Tinker, tailor, soldier, sailor...

It was only after I shot this that I realised it was an ammunition store.


The mythical birthplace of Aphrodite (Greek goddess of love) is just down the road from Pafos, now the spiritual home of thousands of pasty/pink English ex-pats and tourists (British gods of booze and sunburn). The seafront is littered with English bars and restaurants, and there's even a Pizza Express. Luckily, we only spent a couple of hours here before heading to a sleepy mountain village for the night.

Pafos, as seen from an otherwise pretty dull bottomless boat tour.

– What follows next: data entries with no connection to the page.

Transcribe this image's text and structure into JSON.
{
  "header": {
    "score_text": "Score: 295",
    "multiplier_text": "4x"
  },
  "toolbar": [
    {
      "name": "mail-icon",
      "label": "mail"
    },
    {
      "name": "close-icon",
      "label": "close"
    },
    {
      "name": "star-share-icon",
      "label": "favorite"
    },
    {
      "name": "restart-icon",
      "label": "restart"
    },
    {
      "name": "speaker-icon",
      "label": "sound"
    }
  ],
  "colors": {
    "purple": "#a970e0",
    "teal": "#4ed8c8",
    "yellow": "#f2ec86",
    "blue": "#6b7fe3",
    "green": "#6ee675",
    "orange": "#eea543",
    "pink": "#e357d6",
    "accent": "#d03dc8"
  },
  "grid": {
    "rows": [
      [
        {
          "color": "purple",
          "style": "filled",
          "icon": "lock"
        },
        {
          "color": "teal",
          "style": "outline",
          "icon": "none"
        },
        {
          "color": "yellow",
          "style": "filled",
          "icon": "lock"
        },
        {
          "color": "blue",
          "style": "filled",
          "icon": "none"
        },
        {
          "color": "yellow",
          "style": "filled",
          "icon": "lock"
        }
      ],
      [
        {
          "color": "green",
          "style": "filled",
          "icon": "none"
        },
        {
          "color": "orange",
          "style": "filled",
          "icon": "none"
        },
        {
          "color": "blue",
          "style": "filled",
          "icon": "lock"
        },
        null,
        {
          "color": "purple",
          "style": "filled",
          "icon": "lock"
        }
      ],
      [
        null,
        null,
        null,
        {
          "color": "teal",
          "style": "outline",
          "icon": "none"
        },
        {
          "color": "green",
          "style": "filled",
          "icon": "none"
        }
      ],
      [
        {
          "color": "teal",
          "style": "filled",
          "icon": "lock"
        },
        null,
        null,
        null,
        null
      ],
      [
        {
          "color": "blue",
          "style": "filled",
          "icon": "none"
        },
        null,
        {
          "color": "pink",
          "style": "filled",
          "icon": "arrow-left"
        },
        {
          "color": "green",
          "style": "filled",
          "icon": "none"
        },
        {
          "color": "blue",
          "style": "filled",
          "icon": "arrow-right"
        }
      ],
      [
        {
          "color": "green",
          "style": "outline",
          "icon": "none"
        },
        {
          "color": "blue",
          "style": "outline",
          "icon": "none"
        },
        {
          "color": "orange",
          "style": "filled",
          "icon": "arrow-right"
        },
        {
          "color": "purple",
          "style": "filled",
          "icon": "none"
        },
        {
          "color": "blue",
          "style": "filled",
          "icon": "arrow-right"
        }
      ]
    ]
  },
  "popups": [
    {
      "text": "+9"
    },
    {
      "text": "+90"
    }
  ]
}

This is a regular sight in Cyprus. They're playing a fast-paced Greek version of backgammon called 'Tavli'

Centuries of deforestation and ever decreasing rainfall (around 480mm a year - compared to around 830mm in England) has led to severe water shortages, leaving much of the landscape extremely arid and barren. (There are parts that would make an epic background for some kind of dystopian post-apocalyptic film) On the way back from the village near Pafos, we stumbled across a deserted hotel complex called "Land of the Kings" surrounding a dried up old swimming pool:

A slightly redundant 'NO DIVING' sign
Flea market in Fassouri

Taken on my last day in Cyprus, overlooking Limassol from a pile of rocks on the marina.

I fear I may have painted an unfairly bleak picture of Cyprus. Though man's impact on the environment seems particularly prominent here, it is still a very beautiful country, especially in the mountains. I would highly recommend a visit, though suggest you hire a car!